Ninguém assistiu ao formidável/
Enterro de tua última quimera./
Somente a Ingratidão - esta pantera -/
Foi tua companheira inseparável!”

Por Reinaldo Azevedo


Ofereço um texto literário para o ex-deputado Eduardo Cunha (PDMB-RJ) enfrentar este momento difícil. Não resolve a vida dele de imediato, eu sei. Mas, ao menos, o político tem a chance de refletir um pouco sobre a natureza humana e fica sabendo que ele não é a única pessoa no Brasil a ser vítima da ingratidão, da traição, dos seus iguais… Trata-se de “Versos íntimos”, de Augusto dos Anjos:
Vês! Ninguém assistiu ao formidável
Enterro de tua última quimera.
Somente a Ingratidão – esta pantera –
Foi tua companheira inseparável!

Acostuma-te à lama que te espera!
O Homem, que, nesta terra miserável,
Mora, entre feras, sente inevitável
Necessidade de também ser fera.

Toma um fósforo. Acende teu cigarro!
O beijo, amigo, é a véspera do escarro,
A mão que afaga é a mesma que apedreja.

Se a alguém causa inda pena a tua chaga,
Apedreja essa mão vil que te afaga,
Escarra nessa boca que te beija!

Cunha foi cassado por quebra de decoro, acusado de ter mentido numa CPI sobre a existência de dinheiro depositado no exterior. Sim, ele tinha. “Ah, era só beneficiário de um trust, não conta”. Ora, ora… Era o tal dinheiro que ele dizia não ter.

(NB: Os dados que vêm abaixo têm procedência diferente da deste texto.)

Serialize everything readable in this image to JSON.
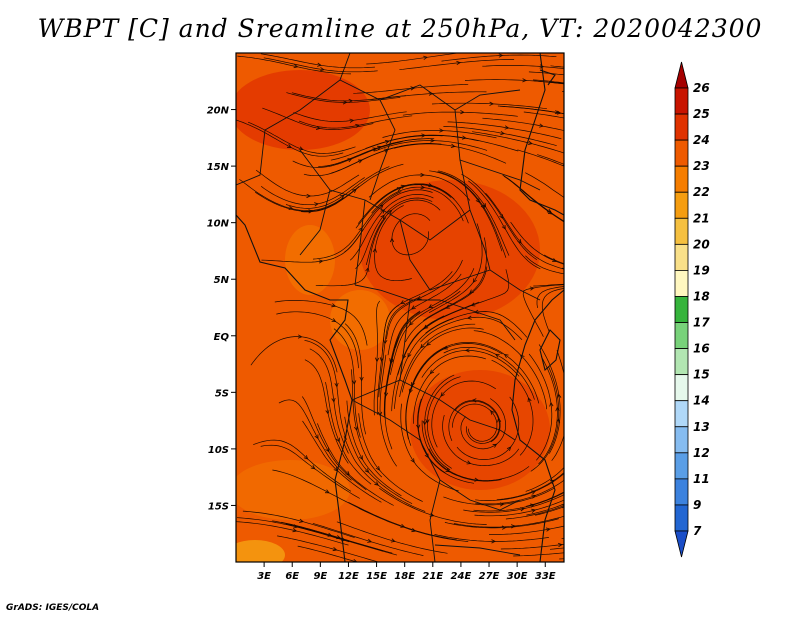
{
  "title": "WBPT [C] and Sreamline at 250hPa, VT: 2020042300",
  "credit": "GrADS: IGES/COLA",
  "map": {
    "lat_range": [
      -20,
      25
    ],
    "lon_range": [
      0,
      35
    ],
    "lat_labels": [
      "20N",
      "15N",
      "10N",
      "5N",
      "EQ",
      "5S",
      "10S",
      "15S"
    ],
    "lat_values": [
      20,
      15,
      10,
      5,
      0,
      -5,
      -10,
      -15
    ],
    "lon_labels": [
      "3E",
      "6E",
      "9E",
      "12E",
      "15E",
      "18E",
      "21E",
      "24E",
      "27E",
      "30E",
      "33E"
    ],
    "lon_values": [
      3,
      6,
      9,
      12,
      15,
      18,
      21,
      24,
      27,
      30,
      33
    ]
  },
  "colorbar": {
    "levels": [
      "26",
      "25",
      "24",
      "23",
      "22",
      "21",
      "20",
      "19",
      "18",
      "17",
      "16",
      "15",
      "14",
      "13",
      "12",
      "11",
      "9",
      "7"
    ],
    "colors": [
      "#a50000",
      "#c81400",
      "#e03200",
      "#ee5a00",
      "#f57d00",
      "#f59d10",
      "#f5c040",
      "#f9e089",
      "#fff7c0",
      "#36b43c",
      "#78d27a",
      "#b2e6b2",
      "#e6f8ec",
      "#b0d8f8",
      "#86bcf0",
      "#5a9ee6",
      "#3c82de",
      "#2266d2",
      "#1a4ec8"
    ]
  }
}
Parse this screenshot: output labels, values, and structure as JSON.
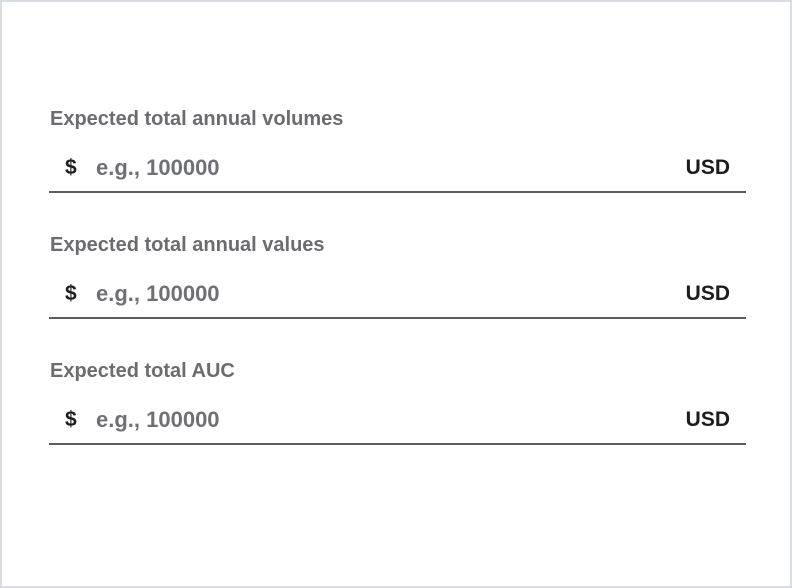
{
  "form": {
    "fields": [
      {
        "label": "Expected total annual volumes",
        "prefix": "$",
        "placeholder": "e.g., 100000",
        "value": "",
        "suffix": "USD"
      },
      {
        "label": "Expected total annual values",
        "prefix": "$",
        "placeholder": "e.g., 100000",
        "value": "",
        "suffix": "USD"
      },
      {
        "label": "Expected total AUC",
        "prefix": "$",
        "placeholder": "e.g., 100000",
        "value": "",
        "suffix": "USD"
      }
    ]
  },
  "colors": {
    "label": "#6b6c70",
    "text": "#1d1d1f",
    "placeholder": "#6f7075",
    "underline": "#5c5c5e",
    "frame_border": "#d9dce1",
    "background": "#ffffff"
  }
}
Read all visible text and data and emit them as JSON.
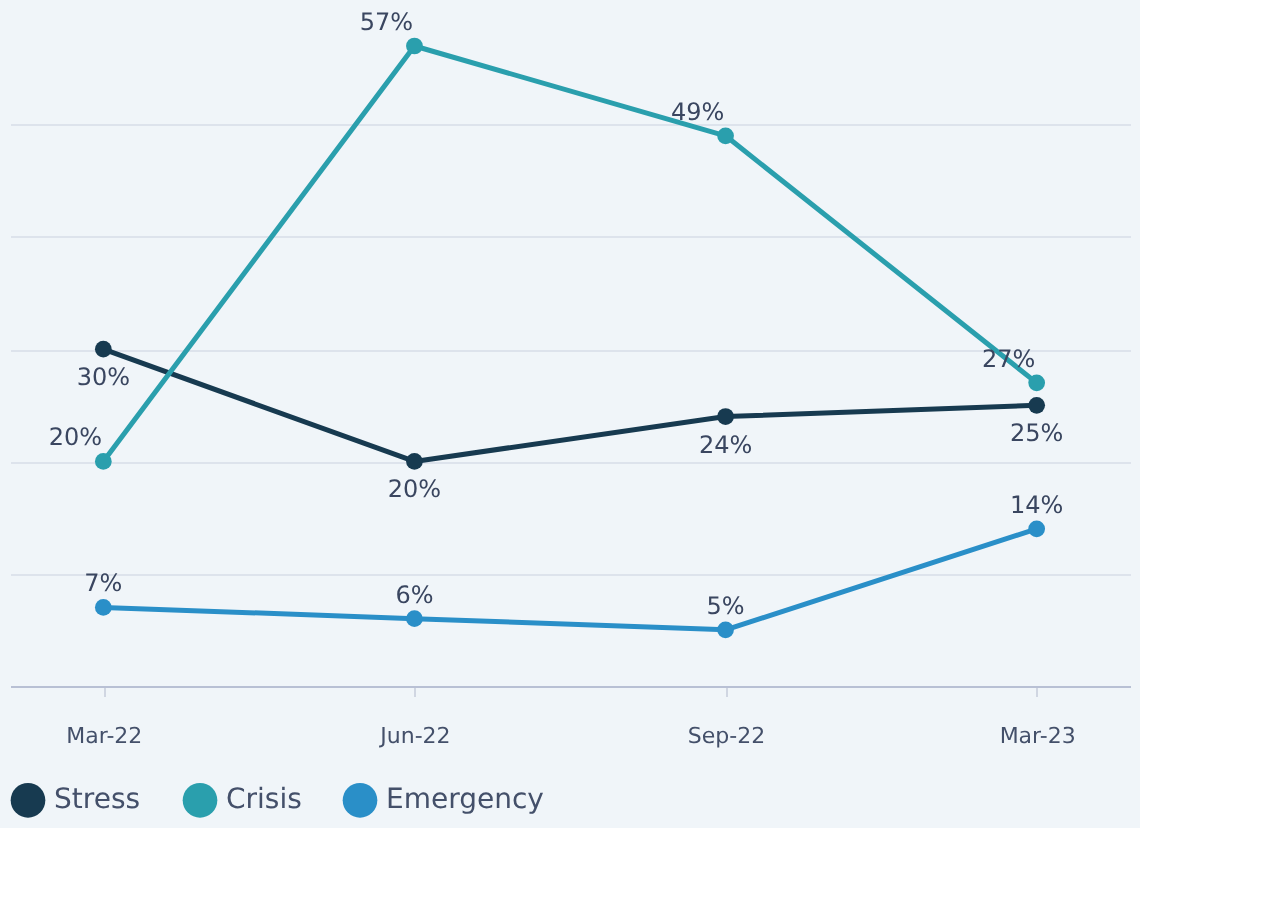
{
  "chart_data": {
    "type": "line",
    "categories": [
      "Mar-22",
      "Jun-22",
      "Sep-22",
      "Mar-23"
    ],
    "series": [
      {
        "name": "Stress",
        "color": "#173a50",
        "values": [
          30,
          20,
          24,
          25
        ],
        "value_labels": [
          "30%",
          "20%",
          "24%",
          "25%"
        ]
      },
      {
        "name": "Crisis",
        "color": "#2a9fad",
        "values": [
          20,
          57,
          49,
          27
        ],
        "value_labels": [
          "20%",
          "57%",
          "49%",
          "27%"
        ]
      },
      {
        "name": "Emergency",
        "color": "#2a8fc8",
        "values": [
          7,
          6,
          5,
          14
        ],
        "value_labels": [
          "7%",
          "6%",
          "5%",
          "14%"
        ]
      }
    ],
    "marker": "circle",
    "line_style": "solid",
    "grid": "y",
    "tick_labels": "x",
    "legend": "bottom"
  }
}
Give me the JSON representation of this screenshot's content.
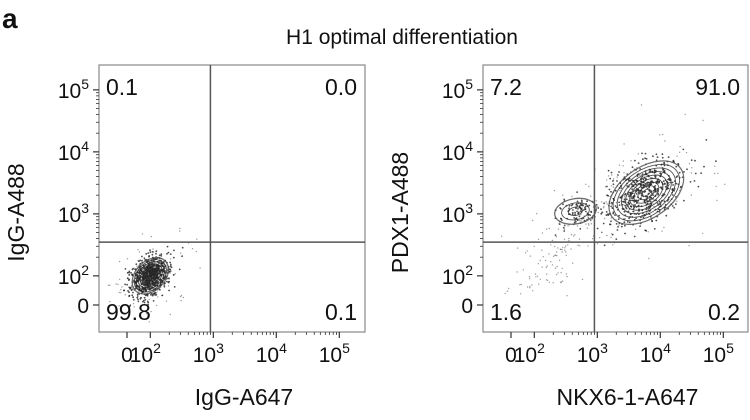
{
  "panel_label": "a",
  "title": "H1 optimal differentiation",
  "chart_data": [
    {
      "type": "scatter",
      "subtype": "flow-cytometry-contour",
      "xlabel": "IgG-A647",
      "ylabel": "IgG-A488",
      "x_ticks": [
        {
          "value": 0,
          "base": "0",
          "exp": ""
        },
        {
          "value": 100,
          "base": "10",
          "exp": "2"
        },
        {
          "value": 1000,
          "base": "10",
          "exp": "3"
        },
        {
          "value": 10000,
          "base": "10",
          "exp": "4"
        },
        {
          "value": 100000,
          "base": "10",
          "exp": "5"
        }
      ],
      "y_ticks": [
        {
          "value": 0,
          "base": "0",
          "exp": ""
        },
        {
          "value": 100,
          "base": "10",
          "exp": "2"
        },
        {
          "value": 1000,
          "base": "10",
          "exp": "3"
        },
        {
          "value": 10000,
          "base": "10",
          "exp": "4"
        },
        {
          "value": 100000,
          "base": "10",
          "exp": "5"
        }
      ],
      "scale": "biexponential",
      "gate": {
        "x": 900,
        "y": 350
      },
      "quadrants": {
        "upper_left": "0.1",
        "upper_right": "0.0",
        "lower_left": "99.8",
        "lower_right": "0.1"
      },
      "populations": [
        {
          "x": 100,
          "y": 100,
          "weight": 1.0
        }
      ]
    },
    {
      "type": "scatter",
      "subtype": "flow-cytometry-contour",
      "xlabel": "NKX6-1-A647",
      "ylabel": "PDX1-A488",
      "x_ticks": [
        {
          "value": 0,
          "base": "0",
          "exp": ""
        },
        {
          "value": 100,
          "base": "10",
          "exp": "2"
        },
        {
          "value": 1000,
          "base": "10",
          "exp": "3"
        },
        {
          "value": 10000,
          "base": "10",
          "exp": "4"
        },
        {
          "value": 100000,
          "base": "10",
          "exp": "5"
        }
      ],
      "y_ticks": [
        {
          "value": 0,
          "base": "0",
          "exp": ""
        },
        {
          "value": 100,
          "base": "10",
          "exp": "2"
        },
        {
          "value": 1000,
          "base": "10",
          "exp": "3"
        },
        {
          "value": 10000,
          "base": "10",
          "exp": "4"
        },
        {
          "value": 100000,
          "base": "10",
          "exp": "5"
        }
      ],
      "scale": "biexponential",
      "gate": {
        "x": 900,
        "y": 350
      },
      "quadrants": {
        "upper_left": "7.2",
        "upper_right": "91.0",
        "lower_left": "1.6",
        "lower_right": "0.2"
      },
      "populations": [
        {
          "x": 6000,
          "y": 2200,
          "weight": 0.85
        },
        {
          "x": 450,
          "y": 1100,
          "weight": 0.15
        }
      ]
    }
  ],
  "colors": {
    "contour": "#555555",
    "dots": "#222222",
    "axis": "#333333"
  }
}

O placar foi humilhante: 450 votos a 10, com 9 abstenções. O resultado não foi surpreendente, mas o placar sim: nem os que torciam pela cassação esperavam tanto nem os que decidiram resistir ao lado de Cunha se achavam tão poucos. Desde a abertura da sessão, a coisa se afigurava ruim para o deputado. Ele, que conheceu com tanta ênfase o beija-mão, passava pelo dissabor do escarro. Foi abandonado por todos.

Atenção, segundo a Alínea b do Artigo 1º da Lei Complementar Nº 64, depois alterada pela Lei Complementar 135, a da Ficha Limpa, Cunha está inelegível até 31 de dezembro de 2026 — isso inclui o tempo que falta para o termino desta legislatura, que expira em 2018, e os oito anos subsequentes. Ele só recupera o direito de se candidatar em 2027 (tudo a depender, claro, do que aconteça com ele na esfera criminal), ano em que, mantido o calendário, não há eleição. Só poderá voltar a disputar um cargo eletivo em 2028, quando estará com 70 anos.

Chega ao fim o mais longo processo de cassação de um deputado da história. Tudo começou no dia 13 de outubro de 2015, quando o PSOL e a Rede entraram com uma denúncia contra o deputado, no Conselho de Ética, por quebra do decoro parlamentar. Ficou, então, evidente que ele havia mentido, num depoimento a uma CPI a que comparecera espontaneamente, sobre a inexistência de recursos seus no exterior.

A partir do início da tramitação da denúncia, assistiu-se a um espetáculo dantesco, com manobras as mais impressionantes para tentar retardar o processo. Ocorre que, quanto mais Cunha esticava a corda, tentando evitar que o processo chegasse ao plenário, mais o Ministério Público Federal ia revelando as entranhas de sua atuação. Nunca ninguém achou que ele fosse uma madre dos pés descalços. Mas poucos enxergavam o Mr. Hyde que o sem dúvida brilhante Dr. Jekyll escondia.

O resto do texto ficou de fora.